Every institution works according to a set of rules. But when those rules undermine the very purpose of an institution, it is time to revisit them. The latest list of ‘unparliamentary’ words published by the Lok Sabha secretariat has sparked sharp criticism from Opposition parties because it steps beyond the usual range of phrases that are frowned upon in Parliament and also penalises the use of language that is often used to target the government. While members of Parliament are not banned from using these words, as the Lok Sabha Speaker, Om Birla, has confirmed, the language will be redacted from official transcripts. The list includes terms like jumlajeevi (someone who repeatedly makes false promises) and Snoopgate (a reference to allegations of wiretapping), as well as everyday words and phrases such as ‘ashamed’, ‘corrupt’, ‘bloody’, ‘dictatorial’ and ‘sexual harassment’. Expunging ‘unparliamentary’ words is a tradition that India has borrowed from the British Parliament. Yet the debate over the addition of fresh words underscores the need to reflect on the compatibility of the practice with modern democratic ideals.

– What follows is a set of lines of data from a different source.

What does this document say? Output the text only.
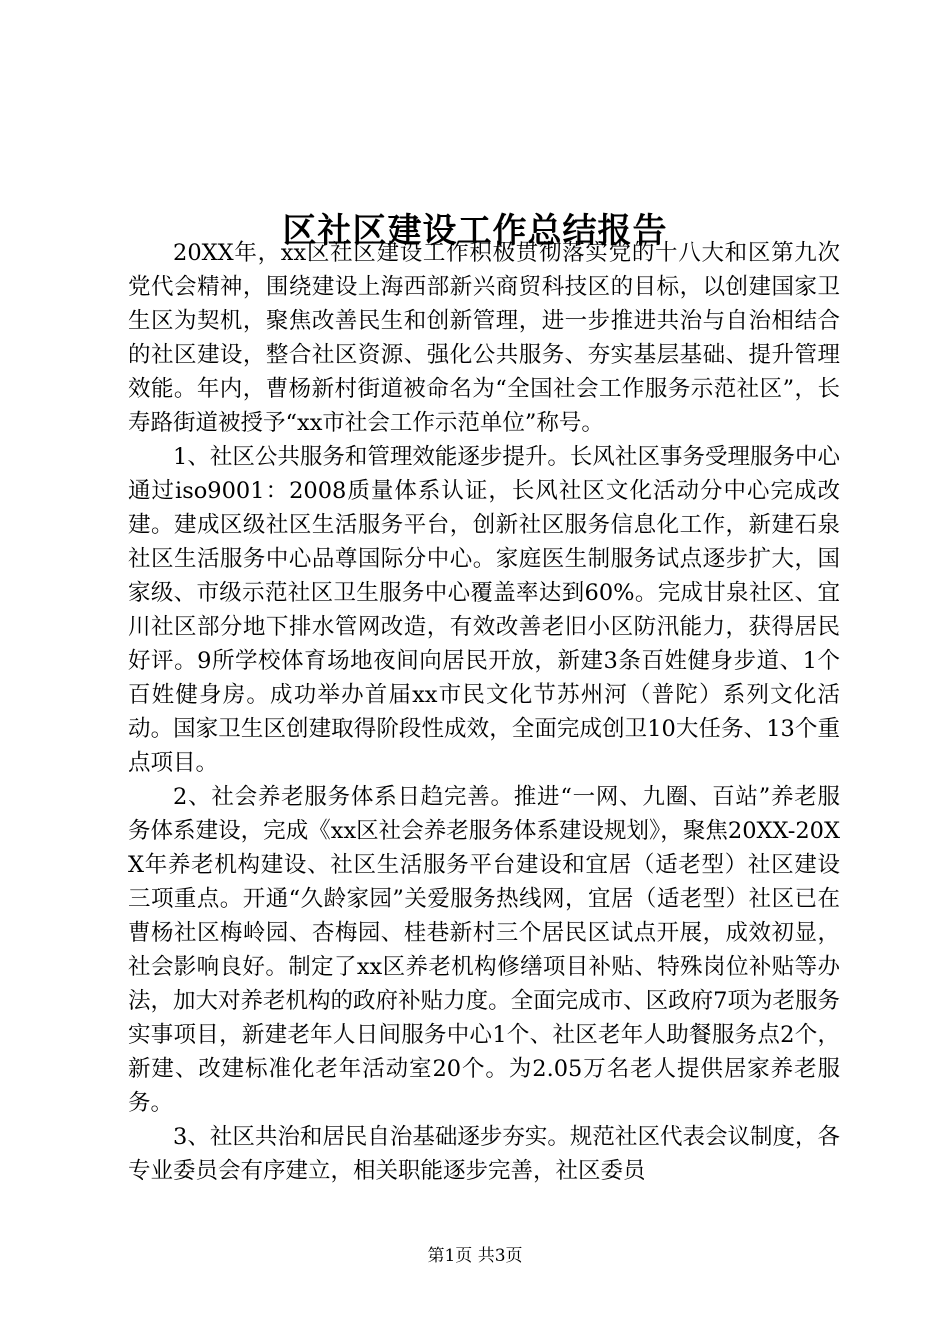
区社区建设工作总结报告

20XX年，xx区社区建设工作积极贯彻落实党的十八大和区第九次党代会精神，围绕建设上海西部新兴商贸科技区的目标，以创建国家卫生区为契机，聚焦改善民生和创新管理，进一步推进共治与自治相结合的社区建设，整合社区资源、强化公共服务、夯实基层基础、提升管理效能。年内，曹杨新村街道被命名为“全国社会工作服务示范社区”，长寿路街道被授予“xx市社会工作示范单位”称号。

1、社区公共服务和管理效能逐步提升。长风社区事务受理服务中心通过iso9001：2008质量体系认证，长风社区文化活动分中心完成改建。建成区级社区生活服务平台，创新社区服务信息化工作，新建石泉社区生活服务中心品尊国际分中心。家庭医生制服务试点逐步扩大，国家级、市级示范社区卫生服务中心覆盖率达到60%。完成甘泉社区、宜川社区部分地下排水管网改造，有效改善老旧小区防汛能力，获得居民好评。9所学校体育场地夜间向居民开放，新建3条百姓健身步道、1个百姓健身房。成功举办首届xx市民文化节苏州河（普陀）系列文化活动。国家卫生区创建取得阶段性成效，全面完成创卫10大任务、13个重点项目。

2、社会养老服务体系日趋完善。推进“一网、九圈、百站”养老服务体系建设，完成《xx区社会养老服务体系建设规划》，聚焦20XX-20XX年养老机构建设、社区生活服务平台建设和宜居（适老型）社区建设三项重点。开通“久龄家园”关爱服务热线网，宜居（适老型）社区已在曹杨社区梅岭园、杏梅园、桂巷新村三个居民区试点开展，成效初显，社会影响良好。制定了xx区养老机构修缮项目补贴、特殊岗位补贴等办法，加大对养老机构的政府补贴力度。全面完成市、区政府7项为老服务实事项目，新建老年人日间服务中心1个、社区老年人助餐服务点2个，新建、改建标准化老年活动室20个。为2.05万名老人提供居家养老服务。

3、社区共治和居民自治基础逐步夯实。规范社区代表会议制度，各专业委员会有序建立，相关职能逐步完善，社区委员

第1页 共3页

It is important for legislators to observe an acceptable level of conduct. But how relevant is that observance within Parliament if some elected representatives indulge in provocative acts — including hate speech — outside the walls of the legislature? The proceedings of Parliament are also broadcast live on television, so ‘unparliamentary’ language is beamed to millions across India in real time before the Speaker can decide whether it is to be expunged from written records. Two things are therefore clear. First, the list of ‘unparliamentary’ words does not significantly reduce the incentive for MPs to use those terms if their audience comprises fellow legislators or ordinary Indians. Second, the purpose of the list is not to keep proceedings from turning rumbunctious but to eliminate records of contentious debates from being referenced publicly in the months and years ahead. That is where the problem lies.
The British Parliament, too, has a list of words deemed ‘unparliamentary’ — but these are limited to abuses like ‘guttersnipe’, ‘rat’ and ‘hooligan’. In April, the Speaker of the House of Commons allowed MPs to call the then prime minister, Boris Johnson, a “liar”. In the United States of America, a witness before the ongoing Congressional hearings into the January 6, 2021 riot at Capitol Hill accused the former president, Donald Trump, of using “lies, deceit and snake oil”. There is a lesson in these instances — for legislators to hold governments accountable on behalf of the people, they must expose wrongdoing. Punishing language needed for such accountability sits naturally only in a dystopian world like the one conjured by George Orwell in 1984, where the mode of communication, Newspeak, is deliberately ambiguous and has limited vocabulary. Thought control — the aim of limiting language in Orwell’s novel — is not what any contemporary legislature in a genuine democracy practises. Challenging false promises and alleging corruption are not unparliamentary. Eliminating records of democratic debates is.